Но ангелы неба и духи земли

До конца не могли, не могли

Оторвать мою душу и разлучить

С душой Эннабел Ли.

Он обнимал ее, а где-то за окном тянулась к звездам вампир-трава.

В могиле, где край земли,

Там, у моря, где край земли.

— Спасибо тебе, — странным голосом сказала она.

Она почти успокоилась. Она все же услышала от него слова любви, хотя и обращенные к другой.

…В этом голосе был легкий акцент, с которым говорят в Драговичах. Акцент, который рождал мягкую жалость, стремление защитить ее.

…Алесь лежал на спине, чувствуя, что какая-то неведомая сила вот-вот, вот сейчас поднимет его, и он, не шелохнувшись, так и поплывет над кронами деревьев, над кручами Днепра. И вдруг что-то толкнуло его, словно оборвав полет.

— Почему ты говорила о дебрях, где даже в полдень тень?

Она почувствовала: пришло время, больше молчать было нельзя. С каждой минутой они все больше привязывались друг к другу. Особенно он.

— Ты не должен. Не должен.

— Я хочу, я люблю тебя.

— Не меня, — сказала она. — Тебе нужна другая. Ты любишь ее. Ты еще не понимаешь этого, но ты любишь ее.

— Нет, — возразил он. — Нет.

— Да, — сказала она. — Эта ненависть — просто ваша молодость. Неуравновешенность.

— Так как же тогда?!

— Ты хочешь спросить — зачем? — Она горько рассмеялась. — Тебе нужны были вера и сила… Большое мужество и уверенность. Твердость. Мальчик мой дорогой, — она гладила его волосы, — ты дай мне слово… Тебе не надо больше никогда быть со мной.

— И ты могла?…

— Бог мой. Это так мало.

— А изуродованная жизнь?

— Я не собираясь ее предлагать кому-нибудь еще… И потом — кто мне ее дал?

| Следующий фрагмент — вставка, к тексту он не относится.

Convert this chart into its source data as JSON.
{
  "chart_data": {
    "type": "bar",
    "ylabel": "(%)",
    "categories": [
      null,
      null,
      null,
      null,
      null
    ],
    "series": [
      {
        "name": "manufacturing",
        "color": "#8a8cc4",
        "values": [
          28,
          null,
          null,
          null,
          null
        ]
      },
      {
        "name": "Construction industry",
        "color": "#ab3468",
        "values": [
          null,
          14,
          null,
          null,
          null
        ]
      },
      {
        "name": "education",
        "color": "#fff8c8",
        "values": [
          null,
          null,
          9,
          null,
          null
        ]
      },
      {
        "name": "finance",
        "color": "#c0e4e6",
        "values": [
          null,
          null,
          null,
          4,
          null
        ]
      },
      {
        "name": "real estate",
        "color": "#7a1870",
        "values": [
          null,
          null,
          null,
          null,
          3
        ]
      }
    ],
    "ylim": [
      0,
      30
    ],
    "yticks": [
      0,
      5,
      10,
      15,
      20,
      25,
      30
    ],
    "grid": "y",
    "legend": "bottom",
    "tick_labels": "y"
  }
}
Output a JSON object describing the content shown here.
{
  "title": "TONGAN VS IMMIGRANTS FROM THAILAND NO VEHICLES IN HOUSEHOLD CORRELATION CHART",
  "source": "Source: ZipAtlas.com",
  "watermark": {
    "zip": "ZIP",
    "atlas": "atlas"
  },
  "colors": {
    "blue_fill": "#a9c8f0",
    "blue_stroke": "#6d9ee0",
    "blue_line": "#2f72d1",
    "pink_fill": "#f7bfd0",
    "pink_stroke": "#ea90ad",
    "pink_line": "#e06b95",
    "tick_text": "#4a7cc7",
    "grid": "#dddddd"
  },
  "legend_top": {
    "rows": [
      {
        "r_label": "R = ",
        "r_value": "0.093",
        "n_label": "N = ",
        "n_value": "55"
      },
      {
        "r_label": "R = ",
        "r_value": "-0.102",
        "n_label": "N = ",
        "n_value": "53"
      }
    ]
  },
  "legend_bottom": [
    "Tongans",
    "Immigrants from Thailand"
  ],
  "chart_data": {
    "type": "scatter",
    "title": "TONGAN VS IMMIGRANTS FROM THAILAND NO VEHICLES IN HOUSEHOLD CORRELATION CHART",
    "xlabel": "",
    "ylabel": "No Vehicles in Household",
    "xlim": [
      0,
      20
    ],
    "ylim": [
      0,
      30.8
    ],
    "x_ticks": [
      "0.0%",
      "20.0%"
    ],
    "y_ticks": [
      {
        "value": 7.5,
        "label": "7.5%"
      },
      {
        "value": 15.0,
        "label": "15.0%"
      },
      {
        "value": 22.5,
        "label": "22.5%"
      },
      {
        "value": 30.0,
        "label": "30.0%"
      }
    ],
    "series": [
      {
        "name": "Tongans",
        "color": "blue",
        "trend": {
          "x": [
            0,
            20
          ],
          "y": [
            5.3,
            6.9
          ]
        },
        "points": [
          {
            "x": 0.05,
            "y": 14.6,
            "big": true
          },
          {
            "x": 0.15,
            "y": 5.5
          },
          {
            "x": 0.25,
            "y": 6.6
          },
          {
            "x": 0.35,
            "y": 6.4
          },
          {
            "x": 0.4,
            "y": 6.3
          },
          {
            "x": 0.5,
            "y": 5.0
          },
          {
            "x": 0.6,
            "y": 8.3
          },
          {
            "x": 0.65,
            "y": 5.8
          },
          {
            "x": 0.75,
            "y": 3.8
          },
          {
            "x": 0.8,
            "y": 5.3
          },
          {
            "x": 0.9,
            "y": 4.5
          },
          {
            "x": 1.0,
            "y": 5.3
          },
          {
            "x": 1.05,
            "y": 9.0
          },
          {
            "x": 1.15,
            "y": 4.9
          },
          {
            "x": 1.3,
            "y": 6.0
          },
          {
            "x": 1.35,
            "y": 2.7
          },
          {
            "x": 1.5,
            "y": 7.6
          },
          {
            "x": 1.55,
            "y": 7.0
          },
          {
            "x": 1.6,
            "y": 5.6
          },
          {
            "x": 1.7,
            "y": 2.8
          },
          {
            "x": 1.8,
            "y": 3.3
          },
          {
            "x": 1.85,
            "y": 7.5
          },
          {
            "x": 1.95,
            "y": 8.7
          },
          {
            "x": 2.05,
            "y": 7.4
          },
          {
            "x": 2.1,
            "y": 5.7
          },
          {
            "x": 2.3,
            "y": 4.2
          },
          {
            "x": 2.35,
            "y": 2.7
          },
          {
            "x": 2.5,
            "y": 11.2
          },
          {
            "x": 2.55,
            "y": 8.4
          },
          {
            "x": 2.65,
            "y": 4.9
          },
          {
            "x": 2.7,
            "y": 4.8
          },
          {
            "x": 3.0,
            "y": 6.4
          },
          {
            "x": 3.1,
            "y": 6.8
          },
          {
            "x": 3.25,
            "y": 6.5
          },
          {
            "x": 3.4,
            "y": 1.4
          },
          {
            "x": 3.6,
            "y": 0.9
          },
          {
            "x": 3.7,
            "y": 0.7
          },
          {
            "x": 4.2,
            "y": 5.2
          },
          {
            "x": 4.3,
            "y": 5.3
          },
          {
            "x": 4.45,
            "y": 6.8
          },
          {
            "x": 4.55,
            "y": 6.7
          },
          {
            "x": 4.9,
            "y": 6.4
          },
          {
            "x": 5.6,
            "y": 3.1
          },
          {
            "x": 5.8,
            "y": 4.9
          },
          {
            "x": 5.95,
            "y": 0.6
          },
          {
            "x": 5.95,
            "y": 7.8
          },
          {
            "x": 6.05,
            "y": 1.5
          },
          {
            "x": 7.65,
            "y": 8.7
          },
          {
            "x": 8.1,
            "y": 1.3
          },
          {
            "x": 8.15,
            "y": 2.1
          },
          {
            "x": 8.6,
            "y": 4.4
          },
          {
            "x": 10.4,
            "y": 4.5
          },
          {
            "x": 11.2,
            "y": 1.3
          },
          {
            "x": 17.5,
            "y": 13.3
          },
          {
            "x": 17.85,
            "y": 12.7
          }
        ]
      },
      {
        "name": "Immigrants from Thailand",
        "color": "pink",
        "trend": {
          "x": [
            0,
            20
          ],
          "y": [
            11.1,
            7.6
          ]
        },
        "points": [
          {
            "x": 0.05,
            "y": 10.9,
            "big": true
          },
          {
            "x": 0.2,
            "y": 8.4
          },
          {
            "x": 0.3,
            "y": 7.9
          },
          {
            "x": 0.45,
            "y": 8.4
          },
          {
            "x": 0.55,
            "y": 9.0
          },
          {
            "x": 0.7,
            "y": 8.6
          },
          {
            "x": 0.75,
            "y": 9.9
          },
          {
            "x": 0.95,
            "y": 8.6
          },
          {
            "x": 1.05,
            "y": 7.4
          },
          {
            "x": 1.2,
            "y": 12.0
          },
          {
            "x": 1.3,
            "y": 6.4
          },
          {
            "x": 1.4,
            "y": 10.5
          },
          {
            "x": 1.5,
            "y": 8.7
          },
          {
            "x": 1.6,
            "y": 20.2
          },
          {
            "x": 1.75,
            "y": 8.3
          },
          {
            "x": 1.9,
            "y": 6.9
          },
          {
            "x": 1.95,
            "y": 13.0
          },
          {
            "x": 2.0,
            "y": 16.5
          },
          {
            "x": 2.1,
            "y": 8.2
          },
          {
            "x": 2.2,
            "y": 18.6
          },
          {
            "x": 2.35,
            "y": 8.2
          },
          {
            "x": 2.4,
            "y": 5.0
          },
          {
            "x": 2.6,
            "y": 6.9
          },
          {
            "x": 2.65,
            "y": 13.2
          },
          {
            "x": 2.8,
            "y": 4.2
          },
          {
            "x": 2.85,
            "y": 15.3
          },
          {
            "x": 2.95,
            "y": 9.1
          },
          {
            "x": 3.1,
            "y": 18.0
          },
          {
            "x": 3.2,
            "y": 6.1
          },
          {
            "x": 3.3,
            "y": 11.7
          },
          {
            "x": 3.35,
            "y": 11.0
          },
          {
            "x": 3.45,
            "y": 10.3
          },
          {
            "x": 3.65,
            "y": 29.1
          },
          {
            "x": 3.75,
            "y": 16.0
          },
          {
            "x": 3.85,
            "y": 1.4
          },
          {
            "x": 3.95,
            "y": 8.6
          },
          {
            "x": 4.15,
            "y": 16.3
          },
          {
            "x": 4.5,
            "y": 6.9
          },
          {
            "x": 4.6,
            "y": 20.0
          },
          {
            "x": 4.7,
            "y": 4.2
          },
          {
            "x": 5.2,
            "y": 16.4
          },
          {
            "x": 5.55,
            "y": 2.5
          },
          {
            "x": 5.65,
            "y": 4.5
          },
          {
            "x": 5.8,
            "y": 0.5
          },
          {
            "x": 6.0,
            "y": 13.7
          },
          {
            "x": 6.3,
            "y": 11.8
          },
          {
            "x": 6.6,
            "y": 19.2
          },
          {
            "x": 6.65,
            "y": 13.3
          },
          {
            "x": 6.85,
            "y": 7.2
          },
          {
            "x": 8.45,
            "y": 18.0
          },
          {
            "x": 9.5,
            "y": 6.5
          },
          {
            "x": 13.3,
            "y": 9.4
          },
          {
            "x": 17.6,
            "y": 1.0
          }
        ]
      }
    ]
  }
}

Он поверил: переубедить ее нельзя.

— Будь мужчиной, — тихо сказала она. — Рядом или далеко — я всегда буду помнить тебя. Если тебе будет тяжело, как теперь, и никого не будет рядом, я приду. Я даю тебе слово, первый мой и последний.

Он сел, опираясь на одну руку, и начал смотреть в ночь за окном. Он молчал, хотя ему было плохо. Но он стал иным за эти несколько часов. Он теперь ни за что не согласился бы страдать на виду у других. Он понял, что никогда в жизни уже не заплачет, только при невозвратимой потере, которая есть смерть.

Алесь смотрел в ночной парк, где замирали последние соловьи.

Была боль, и было мужественное примирение. Все равно звезды стали звездами, мир миром, а человек человеком.

VI

На Днепре стоял мощный паводок. Выше Суходола великая река разлилась на двенадцать верст. Солнце играло в ней, и рядом с этим могучим сиянием казалось мизерным поблескиванье монастырских куполов на том берегу.

На вспаханных огородах земля была черная, лоснящаяся на отвалах, и ослепительно белые яблони красовались, как невесты. Вот-вот должна была зацвести сирень.

Золотыми подкрыльями трепетали на коньках крыш и возле скворечен прошлогодние скворцы. Это была их первая настоящая весна.

И городок, и деревни вокруг, если посмотреть с высокой крыши, казались букетами снежных цветов.

И лишь опытный глаз видел серый цвет в этом белом разливе. Потому что это была цветень.

Грязновато-белая от тычинок цветень яблоневых садов.

На разливе, среди могучих дубов, что стояли по пояс в воде, приткнулись друг к другу несколько челнов. На вершине одного из дубов шевелился головастый Левон Кахно.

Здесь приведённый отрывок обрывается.